Pattern 4: Synthetic data generation
LLMs are excellent at generating realistic synthetic training data — examples of the input/output pairs you want a model to learn from. This is particularly valuable when you have limited real-world labeled data, when your real data contains PII that can’t be used for training, or when you need to generate edge cases that are rare in production but important for model robustness.
A typical workflow: define your task schema (input format, output format, quality criteria), generate 100–500 synthetic examples using a strong LLM (GPT-4, Claude), have a human review a sample, then use the validated examples to fine-tune a smaller model for the specific task. This “teacher-student” pattern produces specialized models that are faster and cheaper than the original large model for the specific task.
Pattern 5: Code generation
LLMs are now capable of generating production-quality code for well-defined tasks: Apex classes, Lightning Web Components, SQL queries, test suites, data migration scripts. The key constraints are context and specificity: the model needs to see relevant existing code (via RAG or tool context), receive a precise specification of what to generate, and produce output that is validated before execution.
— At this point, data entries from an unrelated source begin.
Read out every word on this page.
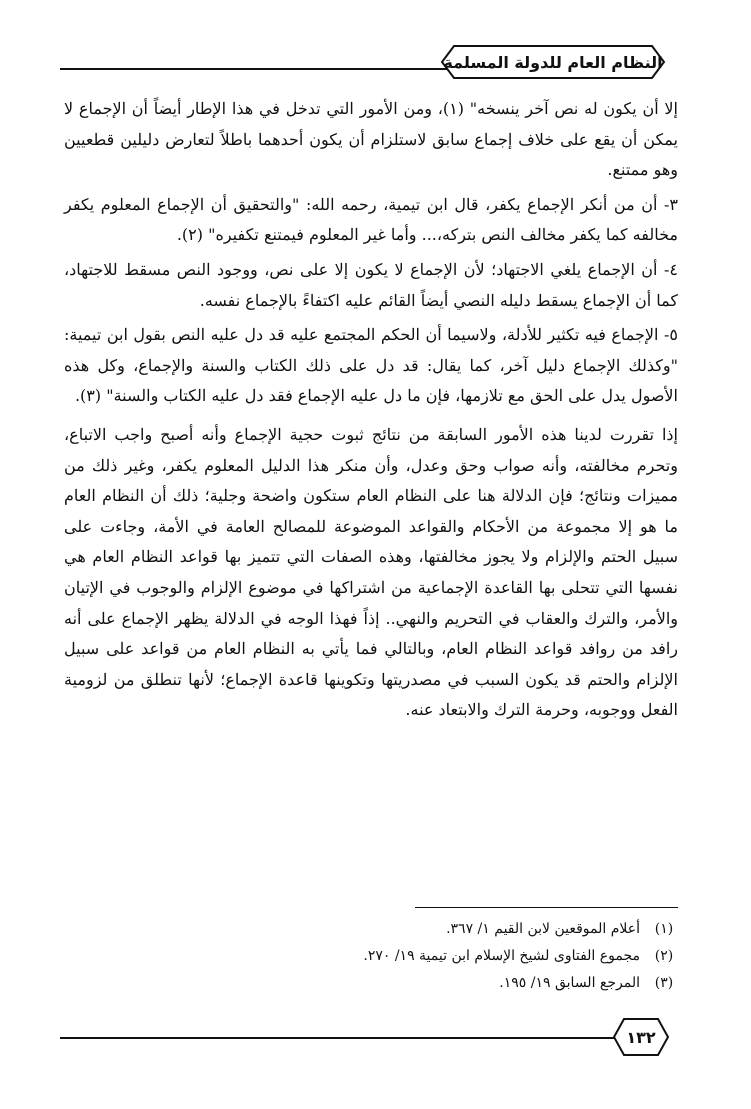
النظام العام للدولة المسلمة

إلا أن يكون له نص آخر ينسخه" (١)، ومن الأمور التي تدخل في هذا الإطار أيضاً أن الإجماع لا يمكن أن يقع على خلاف إجماع سابق لاستلزام أن يكون أحدهما باطلاً لتعارض دليلين قطعيين وهو ممتنع.

٣- أن من أنكر الإجماع يكفر، قال ابن تيمية، رحمه الله: "والتحقيق أن الإجماع المعلوم يكفر مخالفه كما يكفر مخالف النص بتركه،... وأما غير المعلوم فيمتنع تكفيره" (٢).

٤- أن الإجماع يلغي الاجتهاد؛ لأن الإجماع لا يكون إلا على نص، ووجود النص مسقط للاجتهاد، كما أن الإجماع يسقط دليله النصي أيضاً القائم عليه اكتفاءً بالإجماع نفسه.

٥- الإجماع فيه تكثير للأدلة، ولاسيما أن الحكم المجتمع عليه قد دل عليه النص بقول ابن تيمية: "وكذلك الإجماع دليل آخر، كما يقال: قد دل على ذلك الكتاب والسنة والإجماع، وكل هذه الأصول يدل على الحق مع تلازمها، فإن ما دل عليه الإجماع فقد دل عليه الكتاب والسنة" (٣).

إذا تقررت لدينا هذه الأمور السابقة من نتائج ثبوت حجية الإجماع وأنه أصبح واجب الاتباع، وتحرم مخالفته، وأنه صواب وحق وعدل، وأن منكر هذا الدليل المعلوم يكفر، وغير ذلك من مميزات ونتائج؛ فإن الدلالة هنا على النظام العام ستكون واضحة وجلية؛ ذلك أن النظام العام ما هو إلا مجموعة من الأحكام والقواعد الموضوعة للمصالح العامة في الأمة، وجاءت على سبيل الحتم والإلزام ولا يجوز مخالفتها، وهذه الصفات التي تتميز بها قواعد النظام العام هي نفسها التي تتحلى بها القاعدة الإجماعية من اشتراكها في موضوع الإلزام والوجوب في الإتيان والأمر، والترك والعقاب في التحريم والنهي.. إذاً فهذا الوجه في الدلالة يظهر الإجماع على أنه رافد من روافد قواعد النظام العام، وبالتالي فما يأتي به النظام العام من قواعد على سبيل الإلزام والحتم قد يكون السبب في مصدريتها وتكوينها قاعدة الإجماع؛ لأنها تنطلق من لزومية الفعل ووجوبه، وحرمة الترك والابتعاد عنه.

(١)
أعلام الموقعين لابن القيم ١/ ٣٦٧.
(٢)
مجموع الفتاوى لشيخ الإسلام ابن تيمية ١٩/ ٢٧٠.
(٣)
المرجع السابق ١٩/ ١٩٥.
١٣٢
In tools like Cursor and GitHub Copilot, this pattern is interactive — the developer iterates with the model. In automated pipelines (test generation, boilerplate scaffolding), it runs autonomously with validation gates. The pattern is mature and the ROI is proven — see our toolchain post for how we integrate code generation into our delivery workflow.
Pattern 6: Multimodal pipelines
Processing non-text inputs — images, PDFs, audio recordings, video — and extracting structured insights from them. This is the most complex pattern and the one with the most active model development. Use cases: extracting data from scanned invoices (vision), transcribing and summarizing sales calls (audio), analyzing product images for quality control (vision + classification).
The engineering challenge is pipeline design: each modality requires different preprocessing (OCR for scanned documents, speech-to-text for audio), and the outputs need to be normalized into a consistent format before downstream processing. Claude’s vision capabilities and Gemini’s multimodal API are the most capable options in the enterprise space today.